Fifteen mutations in the NPC1L1 gene, related to a reduction in "bad" or LDL cholesterol, and also with the risk of suffering myocardial infarction, have been located by researchers from the St. Louis School of Medicine in Washington (USA), the MIT Broad Institute (Massachusetts Institute of Technology) and other international entities. The NPC1L1 gene makes the protein of the same name, which is responsible for absorbing cholesterol.
To make such a finding, which has been published in the magazine The New England Journal of Medicine, the genetic traits of more than 110,000 individuals were analyzed, noting that these mutations are clearly unusual: only 1 in 650 people had them.

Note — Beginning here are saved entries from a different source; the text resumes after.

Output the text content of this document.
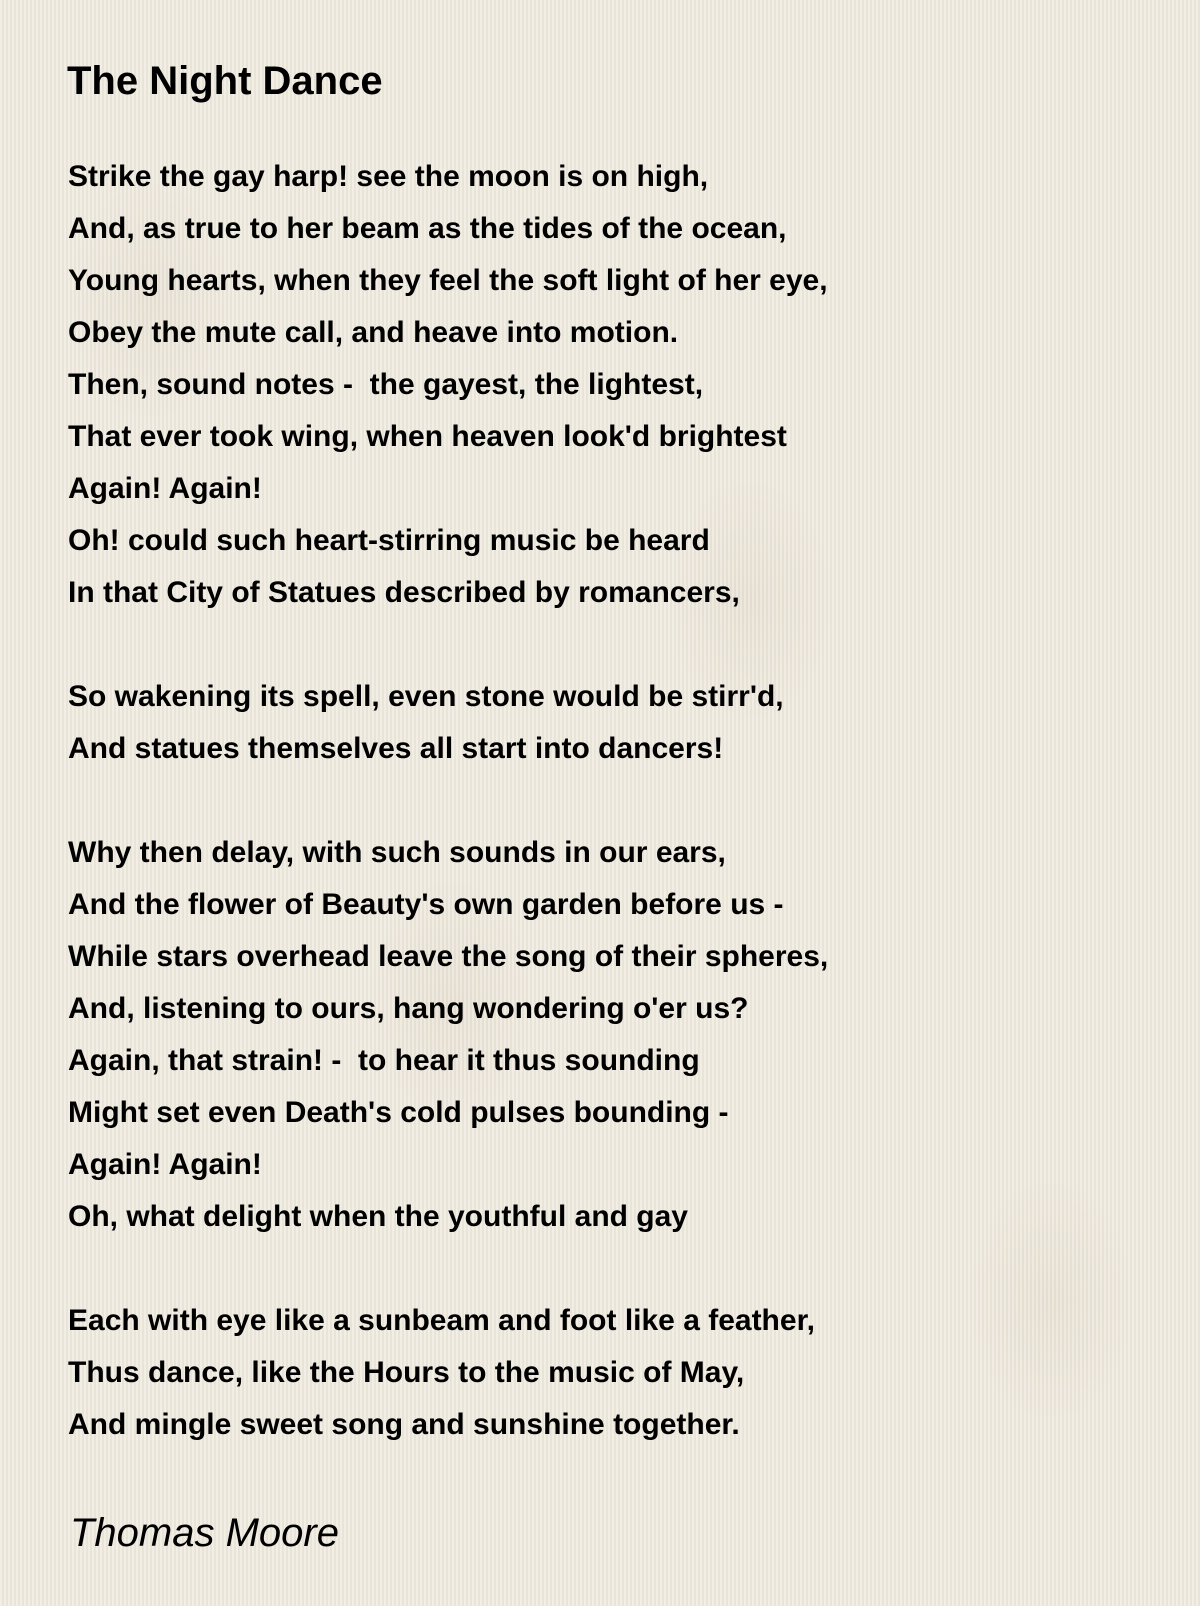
The Night Dance
Strike the gay harp! see the moon is on high,
And, as true to her beam as the tides of the ocean,
Young hearts, when they feel the soft light of her eye,
Obey the mute call, and heave into motion.
Then, sound notes -  the gayest, the lightest,
That ever took wing, when heaven look'd brightest
Again! Again!
Oh! could such heart-stirring music be heard
In that City of Statues described by romancers,
So wakening its spell, even stone would be stirr'd,
And statues themselves all start into dancers!
Why then delay, with such sounds in our ears,
And the flower of Beauty's own garden before us -
While stars overhead leave the song of their spheres,
And, listening to ours, hang wondering o'er us?
Again, that strain! -  to hear it thus sounding
Might set even Death's cold pulses bounding -
Again! Again!
Oh, what delight when the youthful and gay
Each with eye like a sunbeam and foot like a feather,
Thus dance, like the Hours to the music of May,
And mingle sweet song and sunshine together.
Thomas Moore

As he explains Jaume Marrugat, co-author of the study:
The work consisted of looking for mutations that inactivated this gene, that is, that the manufactured protein was not active and therefore less cholesterol was absorbed in the intestine and thus decreased LDL cholesterol that circulates in the blood (...) People with some of these mutations had about 12 milligrams per deciliter less LDL cholesterol compared to people without any mutation. The presence of any of these mutations was associated with approximately half the risk of having a myocardial infarction.
The results of this study will mark the targets to which we should direct the drugs. According Roberto Elosua, researcher at the Hospital del Mar Institute for Medical Research (IMIM):
The results of our study suggest that blocking the NCP1L1 protein, as the drug ezetimibe does, may be a good strategy not only to reduce LDL cholesterol but also to prevent myocardial infarction. However, the big difference that can influence the effectiveness of the treatment versus the mutation lies in the fact that the identified mutations exert their action from birth and throughout life, while the drug is used only in case of need in adulthood and, therefore, for a shorter period of time.